Este não é um movimento isolado. Na última década, o cicloativismo tem também abarcado lutas que a princípio não parecem vinculadas à causa da mobilidade urbana e da proteção ambiental, como causas antirracistas, feministas e de libertação LGBTQIA+. Assim como a abordagem interseccional passou a ser utilizada em outras áreas da vida moderna — da mídia que consumimos à nossa alimentação — também o modo como ciclistas se organizam tem influência de fatores como gênero, raça e classe. Mulheres e pessoas LGBTs comumente precisam estar em grandes números nas ruas para evitar assédio e violência, enquanto pessoas negras sofrem com racismo — como exemplificado no caso emblemático do jovem Matheus Ribeiro, que foi acusado de roubar a própria bicicleta em junho deste ano, no Rio de Janeiro. Sob essa justificativa, foram criados grupos que não incluem homens cisgêneros em seus encontros ou são formados apenas por pessoas negras.

“A bicicleta é muito pouco respeitada no trânsito e as ciclovias de Porto Alegre foram pensadas em cima dos carros e não dos ciclistas, o que é um grande erro.” Helena Dias, 30 anos, designer e participante de um cycle club de protagonismo feminino, o Trevosas Cycle Club. Ela considera a criação de grupos dentro do ciclismo uma forma fundamental de reafirmar a posição da bicicleta entre os outros meios de transporte. “É necessária a união entre os ciclistas para um posicionamento, para mostrar que nós existimos e que a bicicleta não é um veículo apenas para passeio.” Helena também observa o aumento no número de bicicletas desde o início da pandemia, e elenca como um dos motivos para isto a função dupla de exercício físico e meio de transporte.

O combustível é o alimento

Se para os usuários da bicicleta apenas enquanto veículo a união já é importante, para aqueles que trabalham com entregas unir-se é importante para evitar a precarização da classe.

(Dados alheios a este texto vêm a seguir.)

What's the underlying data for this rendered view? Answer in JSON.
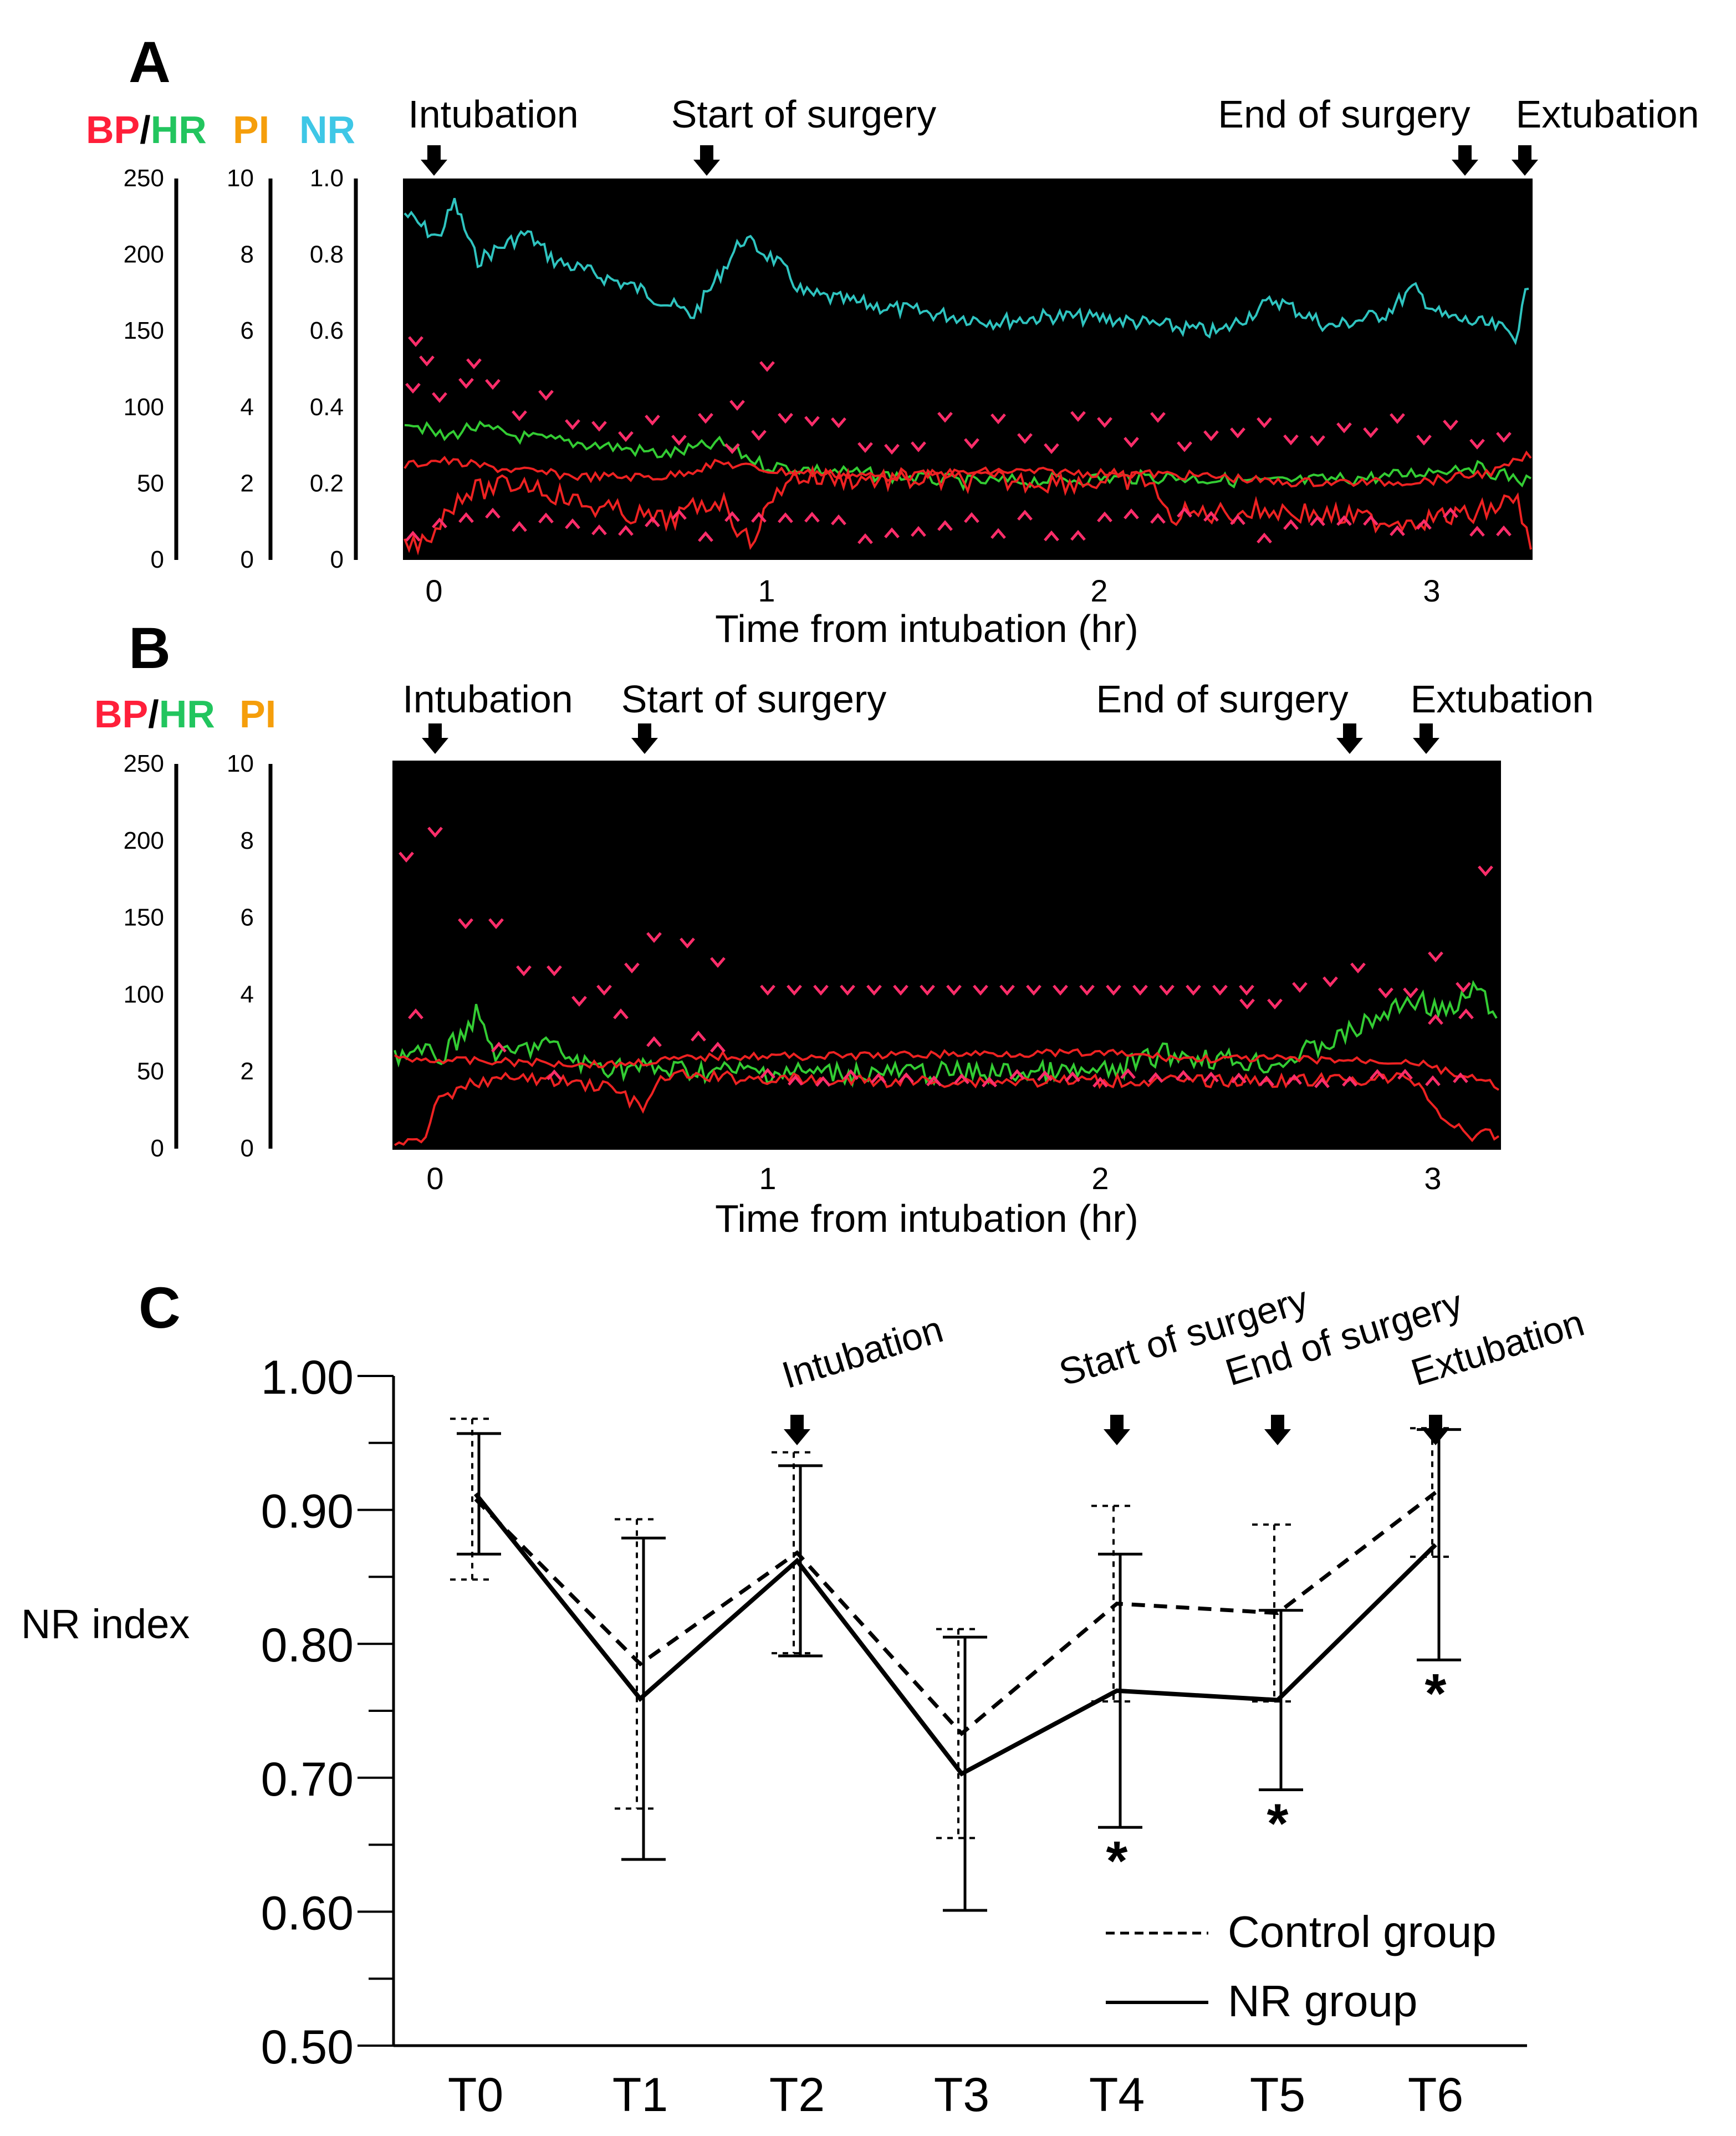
{
  "panels": {
    "A": {
      "label": "A",
      "axis_titles": {
        "bp": "BP",
        "slash": "/",
        "hr": "HR",
        "pi": "PI",
        "nr": "NR"
      },
      "bp_hr_ticks": [
        "250",
        "200",
        "150",
        "100",
        "50",
        "0"
      ],
      "pi_ticks": [
        "10",
        "8",
        "6",
        "4",
        "2",
        "0"
      ],
      "nr_ticks": [
        "1.0",
        "0.8",
        "0.6",
        "0.4",
        "0.2",
        "0"
      ],
      "events": [
        {
          "label": "Intubation",
          "time": 0
        },
        {
          "label": "Start of surgery",
          "time": 0.82
        },
        {
          "label": "End of surgery",
          "time": 3.1
        },
        {
          "label": "Extubation",
          "time": 3.28
        }
      ],
      "x_ticks": [
        "0",
        "1",
        "2",
        "3"
      ],
      "x_label": "Time from intubation (hr)"
    },
    "B": {
      "label": "B",
      "axis_titles": {
        "bp": "BP",
        "slash": "/",
        "hr": "HR",
        "pi": "PI"
      },
      "bp_hr_ticks": [
        "250",
        "200",
        "150",
        "100",
        "50",
        "0"
      ],
      "pi_ticks": [
        "10",
        "8",
        "6",
        "4",
        "2",
        "0"
      ],
      "events": [
        {
          "label": "Intubation",
          "time": 0
        },
        {
          "label": "Start of surgery",
          "time": 0.63
        },
        {
          "label": "End of surgery",
          "time": 2.75
        },
        {
          "label": "Extubation",
          "time": 2.98
        }
      ],
      "x_ticks": [
        "0",
        "1",
        "2",
        "3"
      ],
      "x_label": "Time from intubation (hr)"
    },
    "C": {
      "label": "C"
    }
  },
  "colors": {
    "bp": "#ff1f3a",
    "hr": "#22c55e",
    "pi": "#f59e0b",
    "nr": "#3ec7e6",
    "trace_nr": "#2fc4c0",
    "trace_hr": "#33cc33",
    "trace_bp": "#ee2222",
    "marker": "#ff2d6a"
  },
  "chart_data": {
    "type": "line",
    "ylabel": "NR index",
    "ylim": [
      0.5,
      1.0
    ],
    "yticks": [
      "1.00",
      "0.90",
      "0.80",
      "0.70",
      "0.60",
      "0.50"
    ],
    "categories": [
      "T0",
      "T1",
      "T2",
      "T3",
      "T4",
      "T5",
      "T6"
    ],
    "series": [
      {
        "name": "Control group",
        "style": "dashed",
        "values": [
          0.908,
          0.785,
          0.868,
          0.733,
          0.83,
          0.823,
          0.913
        ],
        "sd": [
          0.06,
          0.108,
          0.075,
          0.078,
          0.073,
          0.066,
          0.048
        ]
      },
      {
        "name": "NR group",
        "style": "solid",
        "values": [
          0.912,
          0.759,
          0.862,
          0.703,
          0.765,
          0.758,
          0.874
        ],
        "sd": [
          0.045,
          0.12,
          0.071,
          0.102,
          0.102,
          0.067,
          0.086
        ]
      }
    ],
    "annotations": [
      {
        "text": "Intubation",
        "category": "T2"
      },
      {
        "text": "Start of surgery",
        "category": "T4"
      },
      {
        "text": "End of surgery",
        "category": "T5"
      },
      {
        "text": "Extubation",
        "category": "T6"
      }
    ],
    "significance": [
      {
        "category": "T4",
        "text": "*"
      },
      {
        "category": "T5",
        "text": "*"
      },
      {
        "category": "T6",
        "text": "*"
      }
    ],
    "legend": [
      "Control group",
      "NR group"
    ],
    "legend_position": "bottom-right"
  }
}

O coletivo Puma Entregas é composto por cinco mulheres — Nicole Silva, Liége Disconzi, Carol Corso, Martina Cadorin e Pollyana Polito Gaio — e foi fundado em julho de 2020 — ou seja, durante a pandemia. Sua organização difere da rotina de cicloentregadores que utilizam aplicativos, pois não está submetida às restrições dos algoritmos ou hierarquias tradicionais entre patrão e empregados: é uma cooperativa de gestão coletiva em que todas trabalham como mensageiras e têm poder de decisão. Este modo de organização, segundo elas, as aproxima dos clientes e dá mais segurança às trabalhadoras. Mas não por isto a jornada é menos exaustiva: são 11 horas de trabalho por dia e na ocasião da milésima entrega, elas já totalizavam juntas 3670 quilômetros rodados.

Grande parte dos entregadores, no entanto, não trabalha desta forma. Uma pesquisa feita em 2019 pela Aliança Bike revelou que a maioria dos entregadores em São Paulo são homens, negros, têm entre 18 e 24 anos e não utilizam veículo próprio. Apesar de não haver dados concretos sobre a demografia da classe na capital gaúcha, uma visita aos tradicionais pontos de parada para cicloentregadores nos shoppings de Porto Alegre indicará perfil semelhante. Ou seja, a maioria dos entregadores trabalha para aplicativos e, na pandemia, esta se tornou uma alternativa para a própria sobrevivência.

Com o endividamento da população, a alta da gasolina e encarecimento de outros insumos necessários para conduzir um automóvel, a tendência de migração para modais mais econômicos continua em alta. A Tembici, empresa de compartilhamento de bicicletas, reporta um crescimento de mais de 66% entre janeiro e agosto com relação ao ano anterior, e estima um total de 12 milhões de deslocamentos com bicicletas realizados no país em 2021. A tendência pode ser vista nas ruas, mas não nas obras municipais: desde a inauguração da primeira ciclovia de Porto Alegre, há quase 10 anos, as metas de entregas relacionadas a vias para ciclistas nunca foram cumpridas. A popularização do uso da bicicleta já é uma realidade, mas a segurança é uma reclamação de usuários ainda é um empecilho para que muitos optem por esta alternativa de modal.